Just rank sarcasm on my part, Alan, of course! Your work - especially videos like these - are treasure troves of practical educational knowledge. And, besides, I scored this terrific old Eldorado 1650 Nixti tube counter myself.
;-}
73,
de k6whp
dit dit
Nice score on the Eldorado counter - more digits and functionality than my little Leader counter!
+w2aew..thanks! By the way, you *know* I am possibly your #1 fan.
Do quit your war planning pls
Would this loading effect cause something to turn off?
For example: our machine at work is running and when we check voltage the machine turns off. Then we take the probes off and it starts running again
Loading might cause that, as well as noise injected from the probes. Also, if probing from a non-floating instrument like a scope, real problems can occur if the probe ground isn't used properly.
@@w2aew we are using multiple fluke 87 with the same outcome
@@emmanuelsuazo1318 The loading presented by a Fluke 87 (assuming you're measuring voltage) is very low. I suspect that the probes are coupling noise into your machine (whatever it is).
Is there a simple way to construct a CC circuit that is not so sensitive to impedance?
Even *this* simple CC circuit is not sensitive to impedance! It simply had a 200k resistor (the VOM) in parallel with it, and the ammeter was measuring the total current (CC source + current in the VOM).
***** So it is. Thanks Alan.
I just bought the troubleshooting analog circuits book from amazon.
Is there any benefit to the old meter these days, or, can it do something better than the new ones?
I find them vastly useful when tuning, adjusting or tweaking circuits while watching the voltage or current change. Much easier and more intuitive than watching digits or a segmented bargraph on a DMM. The 'inertia' of the meter movement is also good to visually average wiggles on a voltage. I like them for the same reasons that I like an analog tachometer in my sports car.
i have a weird question......what does it mean by "w2aew"...??? :)
W2AEW is my amateur radio license callsign.
Why you just don't put this VOM meter before A meter ? Than you will have some error in voltage, because of voltage drop on A meter, but it will be small error because of small current and impedance of A meter. So in this case is better to connect VOM meter first/closer to source and VOM meter second. Or just use modern meters and you will have smaller problem with this. :)
Correct on all counts.
In circuit with proper current measurement (voltmeter above current meter) error will be small not because low amp meter resistance but because we measure current source dynamic resistance.

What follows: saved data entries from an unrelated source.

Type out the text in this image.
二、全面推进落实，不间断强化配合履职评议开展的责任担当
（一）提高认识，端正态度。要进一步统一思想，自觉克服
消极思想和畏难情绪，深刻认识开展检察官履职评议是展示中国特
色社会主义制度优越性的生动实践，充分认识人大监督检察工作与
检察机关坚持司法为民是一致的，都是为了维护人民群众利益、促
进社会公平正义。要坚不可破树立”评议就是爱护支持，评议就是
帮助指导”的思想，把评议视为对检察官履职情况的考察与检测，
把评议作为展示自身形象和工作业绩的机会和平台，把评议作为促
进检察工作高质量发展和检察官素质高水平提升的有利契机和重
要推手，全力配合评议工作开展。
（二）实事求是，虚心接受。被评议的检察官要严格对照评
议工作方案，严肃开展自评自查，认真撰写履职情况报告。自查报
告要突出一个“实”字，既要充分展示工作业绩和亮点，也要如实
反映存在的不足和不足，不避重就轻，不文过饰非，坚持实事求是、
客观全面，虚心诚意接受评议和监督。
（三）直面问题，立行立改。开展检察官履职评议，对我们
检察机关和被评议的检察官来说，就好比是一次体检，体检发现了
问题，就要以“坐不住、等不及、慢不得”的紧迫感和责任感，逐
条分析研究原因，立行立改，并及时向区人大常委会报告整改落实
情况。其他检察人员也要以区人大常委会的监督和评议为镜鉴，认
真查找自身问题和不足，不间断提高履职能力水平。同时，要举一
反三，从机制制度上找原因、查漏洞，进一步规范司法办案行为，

Current change in current source is very small and it produces very small voltage drop CHANGE on amp meter. So almost constant drop on amp meter will cancel in equation. And you can use also this Simpson old meter and achieve excellent outcome. It is better to use uA meter, because current change will be several uA, and source dynamic resistance should be about 4M ohm.
I think you should delete these movies about current sources, and do a new one, because some young engeneers may be confused :)
Thank you for your work on TH-cam. I really appreciate it.
Best Regards
I appreciate all of your electronics videos, but that will not stop me from being really evil...
...Could not a board be made to replace the Simpson meter workings with an MOSFET/FET, or Op-Amp front end, that would have a much higher input impedance, and then couple it with a current source for the meter?
Certainly it would be possible to completely replace the guts with a FET input amp to get the benefits of very high input impedance.
When my multimeter reads 420 uA, I get out the pipe.
Sometimes using modern meters is better, boy I wish I had a pound for every mistake I made, I would be a rich man.